Exciting new capabilities such as Price Sensitive Revenue Management and Competitive Insight can significantly improve the bottom line for cruise ferries. Traditional revenue management (RM) principles that came into existence decades ago rely on the premise that fare products are differentiated by restrictions including advance purchase, roundtrip, cancellation penalties, minimum or maximum stay and that demand for each fare product is typically independent of other fare products owing to the price fences.

However a growing number of companies, primarily airlines, but more recently in the cruise ferry industry, have adopted a simplified fare structure – Price Sensitive RM – in which all fare products have either similar or no fare restrictions. Employing traditional revenue management methodologies in a price sensitive environment will lead to significant revenue dilution due to the ‘spiral’ downward effect as passengers naturally gravitate to the lowest available fare, without restriction-based incentives to force upselling. In order to effectively handle this challenge, sophisticated price sensitive models that forecast demand as a function of price have been developed. By using the concept of price elasticity and determining the likelihood of passengers’ willingness to upsell to the next higher fare, these models recommend optimal allocations to eliminate dilution. Even in a predominantly restriction-free environment, it is quite likely that some product types have restrictions and these models are designed to handle the hybrid scenarios that include product and price sensitive products. As simplified fares become more prevalent in the cruise ferry industry, the need for automated RM systems to support these capabilities will also increase. Studies have shown that using Price Sensitive RM can result in revenue improvements of up to two per cent.
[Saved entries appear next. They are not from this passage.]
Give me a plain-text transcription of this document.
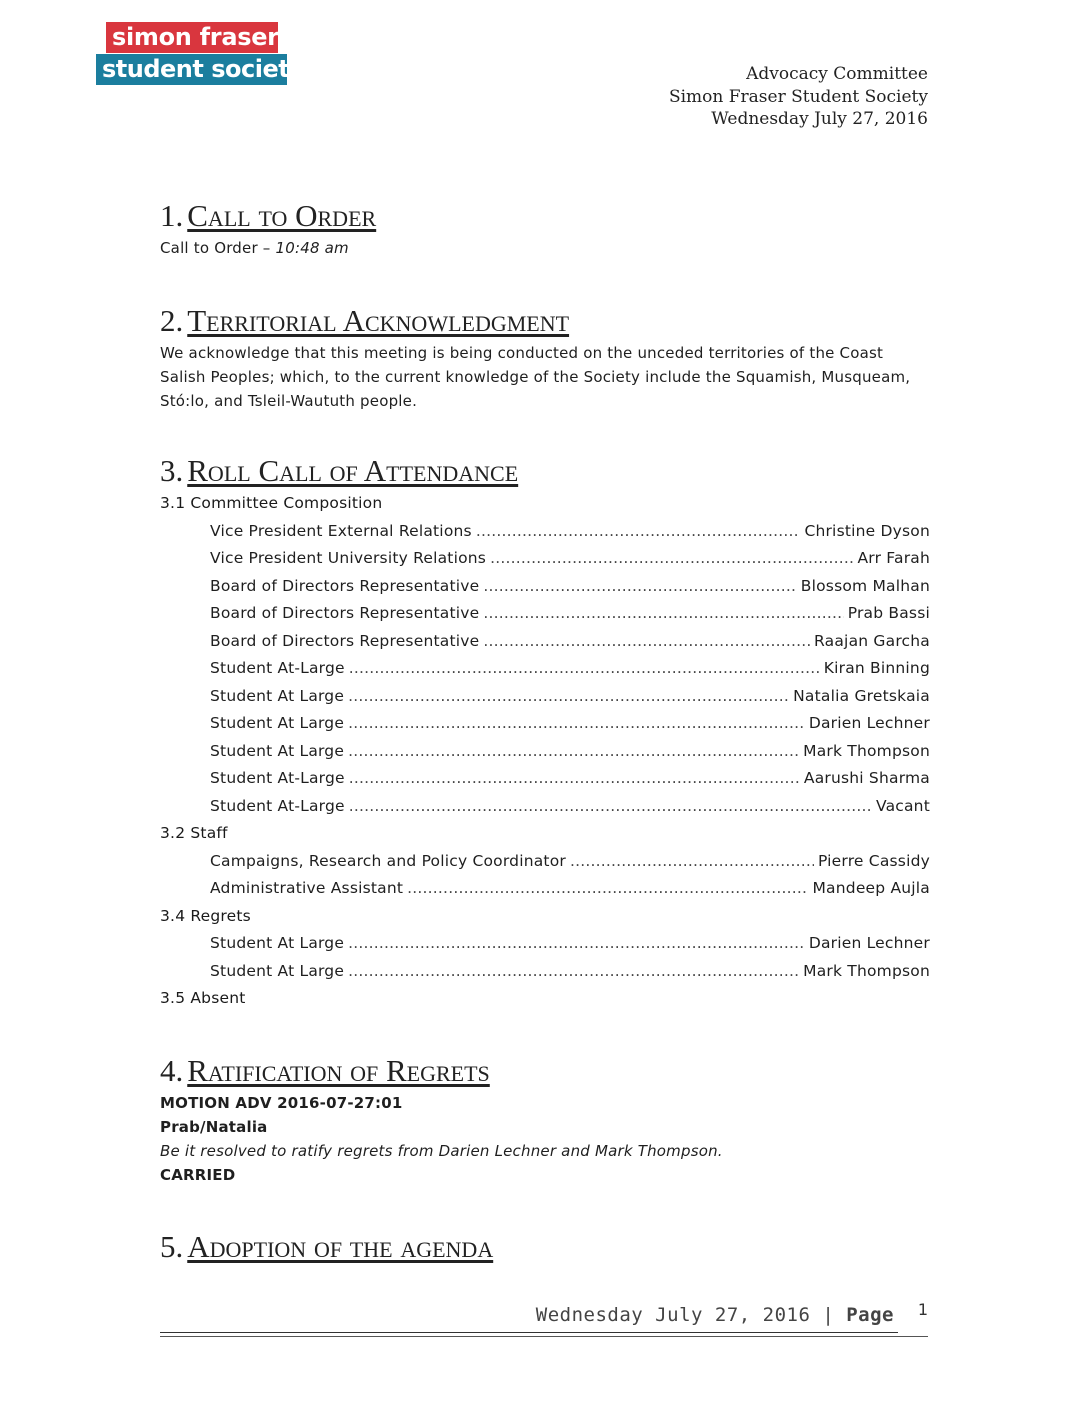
simon fraser
student society	Advocacy Committee
Simon Fraser Student Society
Wednesday July 27, 2016
1. Call to Order
Call to Order – 10:48 am
2. Territorial Acknowledgment
We acknowledge that this meeting is being conducted on the unceded territories of the Coast
Salish Peoples; which, to the current knowledge of the Society include the Squamish, Musqueam,
Stó:lo, and Tsleil-Waututh people.
3. Roll Call of Attendance
3.1 Committee Composition
Vice President External Relations .....	Christine Dyson
Vice President University Relations .....	Arr Farah
Board of Directors Representative .....	Blossom Malhan
Board of Directors Representative .....	Prab Bassi
Board of Directors Representative .....	Raajan Garcha
Student At-Large .....	Kiran Binning
Student At Large .....	Natalia Gretskaia
Student At Large .....	Darien Lechner
Student At Large .....	Mark Thompson
Student At-Large .....	Aarushi Sharma
Student At-Large .....	Vacant
3.2 Staff
Campaigns, Research and Policy Coordinator .....	Pierre Cassidy
Administrative Assistant .....	Mandeep Aujla
3.4 Regrets
Student At Large .....	Darien Lechner
Student At Large .....	Mark Thompson
3.5 Absent
4. Ratification of Regrets
MOTION ADV 2016-07-27:01
Prab/Natalia
Be it resolved to ratify regrets from Darien Lechner and Mark Thompson.
CARRIED
5. Adoption of the agenda
Wednesday July 27, 2016 | Page 1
Getting visibility into competitor actions on a regular basis is also imperative for cruise ferry operators to improve their bottom line and an increasing number are capitalising on the advantages offered by ‘Competitive Insight.’ Historically, cruise ferries have relied on their own booking data to generate forecasts and subsequent optimisation controls, without taking into account competitor actions. But there is a growing realisation that passenger booking behavior is influenced by competitor actions in markets where there is a choice. Getting visibility into competitor actions on a regular basis and factoring that in setting inventory levels is imperative for a cruise ferry to retain passengers, as well as positively impact the bottom line. Though most cruise ferries employ some form of competitive insight through manual processes, automated options to monitor competitor activity and influence inventory decisions have been the exception rather than the rule. Studies have revealed that using competitor price as the sole criteria in making inventory decisions typically results in revenue reduction in the long run. Therefore, inventory levels need to be adjusted purely on the basis of competitor fares, but also the characteristics associated with the cruise ferry including seasonal loads, customer loyalty and sailing times. Automated revenue management systems that can consume competitor data from third party vendors on a regular basis, identify the optimal competitor based on user and system based matching logic and present the results to analysts so they can make informed decisions can greatly reduce analyst workload while eliminating human error. As awareness increases in the cruise ferry industry about the importance of factoring in real time competitor actions in the decision making process, the need for automated revenue management systems that take into account market conditions and enable analysts make informed decisions is on the rise.